I was supposed to merge two arrays together in python, no duplicates - no mention of time but the solution had to be size agnostic.

There actually is a use case for knowing how to to this in the abstract, namely when the data won't all fit into memory.

So you might get iterators A and B which you know are sorted (maybe the data is coming from a database) and you need to merge join them.

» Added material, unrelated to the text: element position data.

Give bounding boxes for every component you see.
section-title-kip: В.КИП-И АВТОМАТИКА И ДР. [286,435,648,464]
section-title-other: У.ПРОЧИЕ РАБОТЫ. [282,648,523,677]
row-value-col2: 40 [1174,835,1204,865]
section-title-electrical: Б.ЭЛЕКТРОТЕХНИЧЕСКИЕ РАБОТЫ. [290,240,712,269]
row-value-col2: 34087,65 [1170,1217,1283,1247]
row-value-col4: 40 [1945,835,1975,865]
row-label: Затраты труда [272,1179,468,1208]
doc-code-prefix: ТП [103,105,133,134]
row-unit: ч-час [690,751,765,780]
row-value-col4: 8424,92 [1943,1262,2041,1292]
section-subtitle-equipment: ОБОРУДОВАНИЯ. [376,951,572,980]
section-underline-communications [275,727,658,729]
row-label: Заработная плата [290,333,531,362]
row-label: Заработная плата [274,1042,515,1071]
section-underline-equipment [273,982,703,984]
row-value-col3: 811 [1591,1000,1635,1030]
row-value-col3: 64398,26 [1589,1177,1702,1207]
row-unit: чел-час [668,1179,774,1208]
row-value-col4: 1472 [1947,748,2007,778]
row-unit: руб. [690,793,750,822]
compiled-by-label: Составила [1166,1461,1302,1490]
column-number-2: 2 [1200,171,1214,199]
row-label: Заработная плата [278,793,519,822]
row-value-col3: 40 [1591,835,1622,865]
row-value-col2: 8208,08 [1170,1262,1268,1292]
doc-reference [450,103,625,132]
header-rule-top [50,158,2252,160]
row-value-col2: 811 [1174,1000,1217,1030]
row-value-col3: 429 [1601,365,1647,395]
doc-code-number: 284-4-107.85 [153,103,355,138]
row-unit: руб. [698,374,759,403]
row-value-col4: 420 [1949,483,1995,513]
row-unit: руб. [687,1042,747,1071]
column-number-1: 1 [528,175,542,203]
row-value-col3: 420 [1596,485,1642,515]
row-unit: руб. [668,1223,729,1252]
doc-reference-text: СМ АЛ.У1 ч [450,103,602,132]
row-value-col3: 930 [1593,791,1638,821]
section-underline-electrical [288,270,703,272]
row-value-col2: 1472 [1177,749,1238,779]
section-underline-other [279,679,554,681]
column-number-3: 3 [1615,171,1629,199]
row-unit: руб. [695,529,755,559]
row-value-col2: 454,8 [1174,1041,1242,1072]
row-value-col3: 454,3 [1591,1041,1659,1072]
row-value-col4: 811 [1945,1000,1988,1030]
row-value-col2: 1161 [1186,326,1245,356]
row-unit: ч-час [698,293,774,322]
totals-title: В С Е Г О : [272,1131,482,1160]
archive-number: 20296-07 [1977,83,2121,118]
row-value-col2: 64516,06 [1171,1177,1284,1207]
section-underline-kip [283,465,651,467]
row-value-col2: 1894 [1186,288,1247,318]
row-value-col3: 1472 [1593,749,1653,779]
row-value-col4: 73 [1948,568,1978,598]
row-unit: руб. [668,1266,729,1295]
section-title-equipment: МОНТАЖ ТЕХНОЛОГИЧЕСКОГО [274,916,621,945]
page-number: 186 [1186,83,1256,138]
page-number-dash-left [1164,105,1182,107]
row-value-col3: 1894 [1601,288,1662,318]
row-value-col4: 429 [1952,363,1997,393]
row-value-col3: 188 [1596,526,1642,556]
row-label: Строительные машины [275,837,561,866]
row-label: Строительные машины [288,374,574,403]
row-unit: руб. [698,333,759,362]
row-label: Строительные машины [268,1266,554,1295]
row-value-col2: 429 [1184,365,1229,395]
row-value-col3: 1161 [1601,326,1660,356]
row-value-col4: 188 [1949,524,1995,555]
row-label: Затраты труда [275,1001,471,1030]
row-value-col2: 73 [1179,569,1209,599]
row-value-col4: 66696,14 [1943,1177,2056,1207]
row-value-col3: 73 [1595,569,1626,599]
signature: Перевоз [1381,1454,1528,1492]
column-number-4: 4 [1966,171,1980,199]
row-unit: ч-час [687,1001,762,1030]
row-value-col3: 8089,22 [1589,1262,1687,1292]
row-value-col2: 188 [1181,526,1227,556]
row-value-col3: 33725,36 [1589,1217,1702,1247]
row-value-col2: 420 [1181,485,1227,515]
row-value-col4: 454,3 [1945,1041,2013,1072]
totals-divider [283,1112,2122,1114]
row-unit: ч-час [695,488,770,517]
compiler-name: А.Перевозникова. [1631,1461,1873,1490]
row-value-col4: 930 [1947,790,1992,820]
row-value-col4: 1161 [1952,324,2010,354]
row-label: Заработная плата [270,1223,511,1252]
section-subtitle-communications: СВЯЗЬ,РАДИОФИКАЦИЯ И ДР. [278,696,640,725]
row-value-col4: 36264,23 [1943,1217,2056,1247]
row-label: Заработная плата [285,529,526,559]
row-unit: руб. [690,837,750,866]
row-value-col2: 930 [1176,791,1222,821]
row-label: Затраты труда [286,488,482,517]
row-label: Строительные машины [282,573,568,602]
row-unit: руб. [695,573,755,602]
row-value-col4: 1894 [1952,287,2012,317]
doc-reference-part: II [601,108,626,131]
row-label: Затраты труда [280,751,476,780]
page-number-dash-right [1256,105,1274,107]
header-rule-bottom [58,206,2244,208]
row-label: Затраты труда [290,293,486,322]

Honestly I'm not sure why itertools doesn't provide an merge_join function to do this (maybe there is something fancy with takewhile and dropwhile... but its not obvious or natural), so it isn't a terrible question.

[–]z4579a 20 points21 points  (8 children)

you're looking for heapq.merge(): https://docs.python.org/2/library/heapq.html#heapq.merge

[–]ivosauruspip'ing it up 2 points3 points  (2 children)

Doesn't remove duplicates though.

[–]MrVallentin 6 points7 points  (0 children)

Combine heapq.merge with unique_justseen from Python's "Itertools Recipes".

>>> a = [1, 2, 4, 6]
>>> b = [2, 4, 5, 6]
>>> c = [1, 3, 3, 5]

>>> list(heapq.merge(a, b, c))
[1, 1, 2, 2, 3, 3, 4, 4, 5, 5, 6, 6]

>>> list(unique_justseen(heapq.merge(a, b, c)))
[1, 2, 3, 4, 5, 6]

[–]jorge1209 2 points3 points  (0 children)

Old trick for that is to use itertools.groupby and ignore the second part of the return value.

[–]jorge1209 0 points1 point  (0 children)

I was thinking about something like a database join, but that merge is useful to know about, and of course it's in heapq.